I’m not left speechless very often. I lose lots of things, words are seldom on that list. But then Orlando, and the Pulse nightclub mass shooting/murder.
Our urge to explain the unexplainable seems to be a defining trait of our species. Understandable, since it is much easier to do than actually trying to prevent the unexplainable. Hindsight being 20/20.
Apportioning blame is as simple as pointing your finger and raising your voice. As is the case in many of these kinds of situations, it’s just a matter of a hate pile-on. If only we had banned/killed/jailed X, then Y would never have happened, and we’d all be as happy and content as Z.
The one unspoken current running through all of that, of course, is an absolving ourselves of responsibility, the ‘othering’. It was Them not Us. We’re all good here.
This last thought struck me as I was watching on my TV, from my safe distance on my couch in Toronto, a panel discussion on The National about the Orlando tragedy.
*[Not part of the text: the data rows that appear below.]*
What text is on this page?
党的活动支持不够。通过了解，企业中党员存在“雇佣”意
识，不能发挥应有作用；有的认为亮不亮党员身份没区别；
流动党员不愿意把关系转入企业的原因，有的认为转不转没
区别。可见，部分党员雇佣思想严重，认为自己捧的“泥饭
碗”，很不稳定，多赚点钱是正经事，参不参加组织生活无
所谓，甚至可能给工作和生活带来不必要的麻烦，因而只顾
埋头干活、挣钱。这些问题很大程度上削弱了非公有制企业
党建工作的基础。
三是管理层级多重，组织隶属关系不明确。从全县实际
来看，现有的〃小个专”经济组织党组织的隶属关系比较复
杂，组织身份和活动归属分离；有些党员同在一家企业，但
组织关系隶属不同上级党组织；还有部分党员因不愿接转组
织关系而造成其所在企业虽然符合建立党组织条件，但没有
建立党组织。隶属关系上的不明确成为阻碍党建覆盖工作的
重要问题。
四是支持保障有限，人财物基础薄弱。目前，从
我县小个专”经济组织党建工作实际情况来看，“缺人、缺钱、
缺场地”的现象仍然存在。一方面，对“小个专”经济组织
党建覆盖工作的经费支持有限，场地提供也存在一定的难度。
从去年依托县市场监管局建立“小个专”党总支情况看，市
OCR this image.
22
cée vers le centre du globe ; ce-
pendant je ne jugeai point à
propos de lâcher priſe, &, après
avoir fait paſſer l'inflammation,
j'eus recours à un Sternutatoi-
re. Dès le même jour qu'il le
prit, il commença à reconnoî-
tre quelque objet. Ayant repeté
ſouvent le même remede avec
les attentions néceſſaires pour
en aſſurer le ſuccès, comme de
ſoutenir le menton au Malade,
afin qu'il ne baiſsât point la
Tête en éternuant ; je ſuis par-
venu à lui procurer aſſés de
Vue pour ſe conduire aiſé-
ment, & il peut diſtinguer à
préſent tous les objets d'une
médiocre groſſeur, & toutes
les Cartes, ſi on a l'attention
The CBC had gathered 3 voices from the national security and international politics arena. Not surprisingly, I heard ISIS mentioned significantly more often than either homophobia or gun control. This, after all, was what these 3 experts knew best.
On first glance, it makes sense. The shooter was a Muslim-American. The FBI had, apparently, investigated him for suspected Islamic extremism ties. He had, again apparently, phoned in to 911 before the assault, pledging allegiance to ISIS.
There’s your answer, easy answer, on a platter.
This isn’t about homophobia in a country where there’s plenty of it. This isn’t about gun control in a country where there’s virtually none of it. It can only be about one thing, and one thing only. Reality is complicated. Our perception of it doesn’t have to be.
But I wonder…
If I’m a damaged man, and it’s always about men when it comes to these mass killings, a damaged Muslim man looking to go out in a hail of gunfire, what do I want as my epitaph? I Pledge My Allegiance to ISIS or I Hate Faggots. There’s a certain ring of righteousness and nobility to fighting for a cause rather than murdering out of pure hatred.
I’ve got my opinions, of course. Some informed, others far more viscerally-based. The investigation is still in its early stages. What we think we know now will need to be later updated.
But the one truth I think cannot denied here?
When we vilify others, or enable the vilification of others through the words we say, the ideas we spread, the laws we pass or don’t pass, based on gender, race, sexual orientation, political views, we create and target vulnerable individuals and communities. Hide behind degrees of hatred as you might – In this country we don’t throw them off roofs! – it’s a self-congratulatory pat on the back that passes for plausible deniability. See? No blood is on these hands.
It’s them. It’s always them. If everyone else would just act, be, believe, think, pray like we do, we wouldn’t have these kinds of problems. What we need is capitulation to the norm, not more cooperation or accommodation.
Diversity has its place, as long as it doesn’t challenge established practices. People get agitated when their way of seeing the world comes under attack. Lashing out is to be expected. Shocked by the news we’re hearing? We shouldn’t even be surprised.
That’s simply how those people operate.